El Jerez no es simplemente un vino. Como afirma Maria del Carmen Borrego Plá en su ponencia “Vinum Ceretanum”: el inicio de un patrimonio cultural, el vino para esta tierra es una señal de identidad, presente en la literatura, en la historia, en la religión, en las fiestas y en el más hondo sentir de nuestro pueblo.  Cuestión ésta nada extraña, si tenemos en cuenta que todas las grandes culturas, fundamentalmente las de la cuenca mediterránea, han consumido vino”.

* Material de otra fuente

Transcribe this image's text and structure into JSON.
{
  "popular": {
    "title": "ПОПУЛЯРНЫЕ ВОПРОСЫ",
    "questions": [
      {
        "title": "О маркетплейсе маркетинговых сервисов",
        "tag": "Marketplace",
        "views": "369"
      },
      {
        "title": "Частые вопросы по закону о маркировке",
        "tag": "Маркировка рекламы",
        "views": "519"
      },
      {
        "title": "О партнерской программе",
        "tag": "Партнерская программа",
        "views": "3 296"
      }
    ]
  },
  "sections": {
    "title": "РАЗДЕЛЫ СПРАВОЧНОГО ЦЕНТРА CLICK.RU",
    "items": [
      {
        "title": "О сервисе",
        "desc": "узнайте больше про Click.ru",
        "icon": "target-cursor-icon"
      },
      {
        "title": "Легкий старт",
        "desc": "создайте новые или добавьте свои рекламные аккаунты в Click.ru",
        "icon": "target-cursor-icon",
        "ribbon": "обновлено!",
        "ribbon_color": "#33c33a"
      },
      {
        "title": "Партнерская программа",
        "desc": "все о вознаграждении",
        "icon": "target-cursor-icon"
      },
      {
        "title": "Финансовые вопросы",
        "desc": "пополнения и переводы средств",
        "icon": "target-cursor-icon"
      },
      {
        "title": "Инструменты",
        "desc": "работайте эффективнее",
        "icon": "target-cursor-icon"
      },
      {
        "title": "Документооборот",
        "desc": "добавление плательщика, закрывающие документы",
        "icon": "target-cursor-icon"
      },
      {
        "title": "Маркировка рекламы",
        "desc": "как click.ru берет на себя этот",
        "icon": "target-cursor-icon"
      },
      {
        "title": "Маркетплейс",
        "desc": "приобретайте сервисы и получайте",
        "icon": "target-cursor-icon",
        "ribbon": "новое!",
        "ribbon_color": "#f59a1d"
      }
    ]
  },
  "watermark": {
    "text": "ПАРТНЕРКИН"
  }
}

Precisamente por ello, para la bodega El Maestro Sierra, Primus Inter Pares, constituye una obligación contribuir a preservar, al igual que lo hace con la calidad de sus vinos, el espíritu de la cultura de este generoso inigualable con más de dos mil años de historia y más de quinientos de carta de naturaleza.

Los vinos de El Maestro Sierra, algunos con una vejez cercana a los 80 años, son jereces de extraordinaria calidad, criados y envejecidos siguiendo la tradición artesana de una familia que ha conservado esos modos durante dos siglos. El trabajo hecho a mano y el paso del tiempo como aliado, han conseguido que estos vinos se sitúen en los estándares de calidad más altos y que la bodega, por sí misma, se haya situado como una de las 100 mejores bodegas del mundo en el año 2011, según la prestigiosa Wine & Spirits Magazine.